Question à... Zbignew Smoreda. La parole à distance

Quelle différence y a-t-il entre une conversation téléphonique et un échange écrit ? Des études montrent que ce n'est pas leur contenu qui diffère, mais le degré d'engagement des personnes.

Quels sont les usages reconnus de la conversation téléphonique privée ?

Les spécialistes distinguent deux types d'interactions : les appels utilitaires, plutôt courts entre proches, et les échanges interpersonnels, plus longs, qui sont liés à la distance ou à la rareté des contacts. Quand on n'a pas vu quelqu'un depuis longtemps, on va passer par une structure de conversation à plusieurs thèmes : d'abord les demandes d'informations, puis des sujets collatéraux qui vont faire durer l'échange.

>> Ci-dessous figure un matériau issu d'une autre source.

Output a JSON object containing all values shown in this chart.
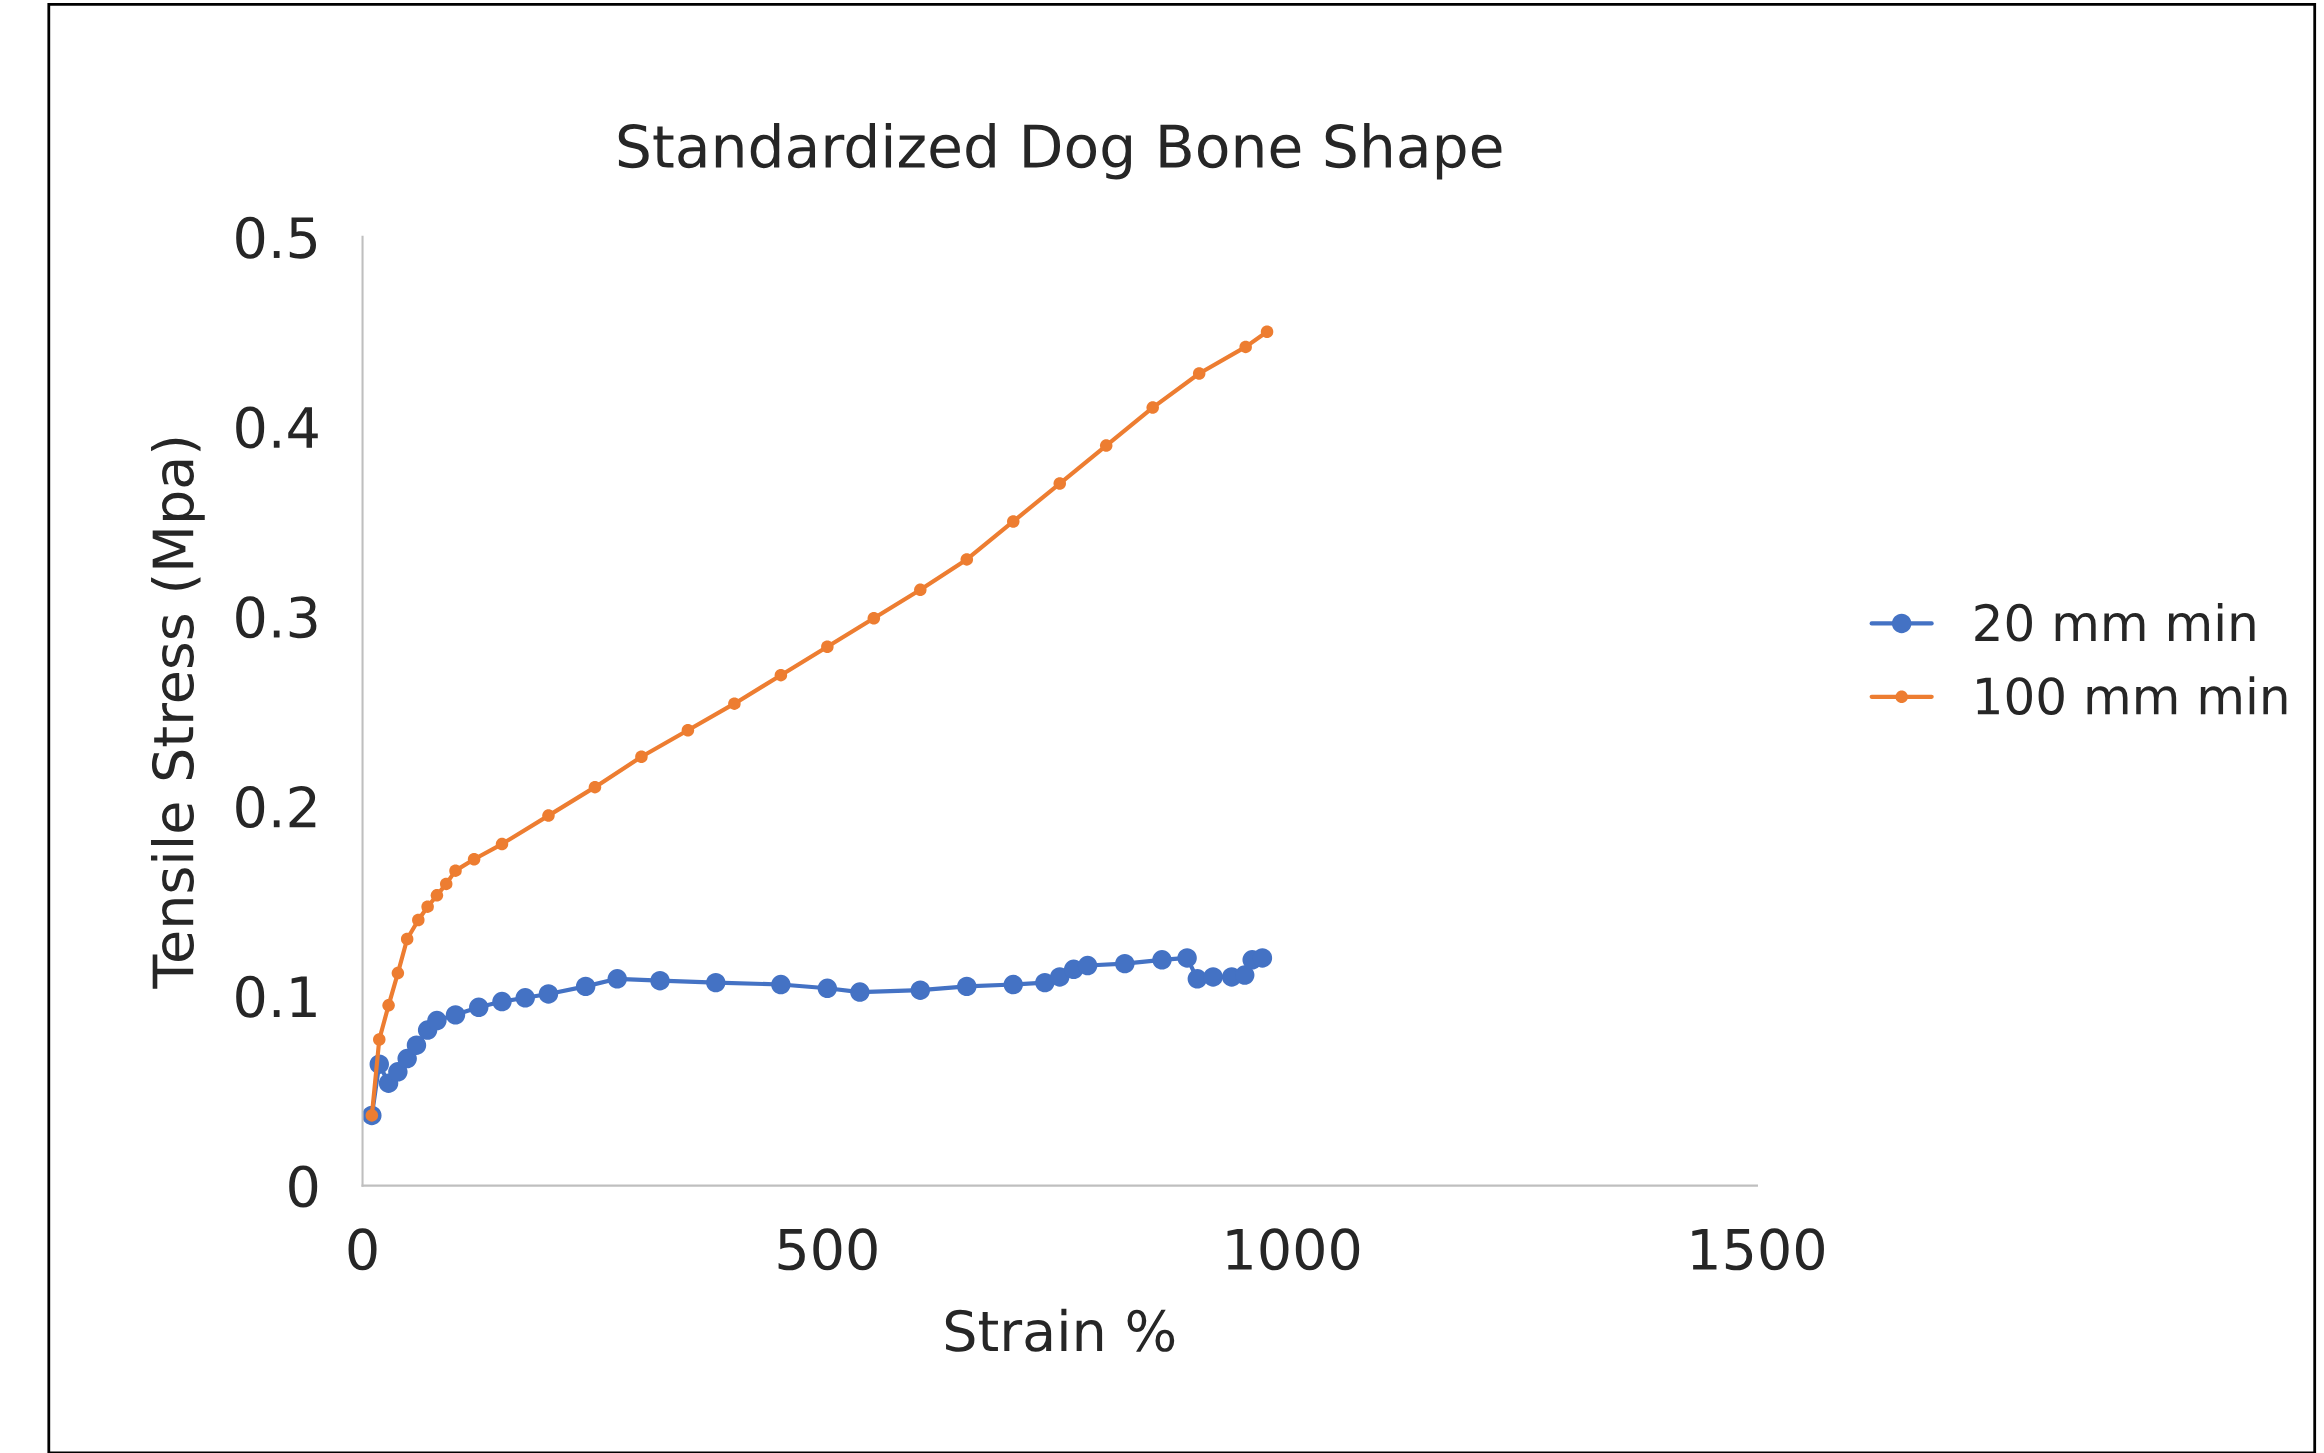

Curieusement, c'est la communication à longue distance, celle qui ressemble le plus à la correspondance écrite, qui fait figure d'usage prototypique du téléphone : le téléphone, pense-t-on, sert à abolir l'espace et à entretenir des liens entre les personnes séparées. En réalité, les études montrent que la téléphonie à usage privé sert surtout dans le cercle des relations les plus proches. Les gens avec qui l'on parle en face et de vive voix sont aussi ceux que l'on appelle le plus souvent.

Ces appels téléphoniques ont à peu près le même contenu que les conversations de la vie quotidienne. D'abord, il y a tout ce qui relève de l'organisation des activités. Pour se retrouver, il faut aussi s'appeler. Cet usage régulateur a été décuplé avec le mobile : maintenant, les gens ne se donnent plus rendez-vous à une heure et en un lieu précis. Ils font de la navigation d'approche et s'appellent dix fois jusqu'à ce qu'ils se retrouvent.

Qu'est-ce qui distingue fondamentalement un échange écrit et un échange oral ?

On peut le comprendre d'autant mieux aujourd'hui que les limites de l'oral et de l'écrit sont assez facilement brouillées par la technique. Par exemple avec les messageries informatiques, vous pouvez obtenir des vitesses d'échange qui se rapprochent de celle d'une conversation. Du coup, les énoncés eux-mêmes se transforment et sont aussi allusifs et imprécis que peuvent l'être des phrases dites à l'oral. Si vous ralentissez le rythme des échanges, comme avec le courriel, alors vous vous retrouvez avec le style correspondance écrite, quand même plus formel. On pense donc que le facteur temps est essentiel : c'est lui qui permet ou non de maintenir l'idée d'un contexte stable, d'une coprésence partagée par les deux interlocuteurs. Dès que la continuité temporelle se brise, alors le contexte aussi, et il faut avoir recours à un style plus écrit, une suite d'engagements et de désengagements qui sont indiqués par des mots d'ouverture (« bonjour ») et de congé (« cordialement », « bisou »...).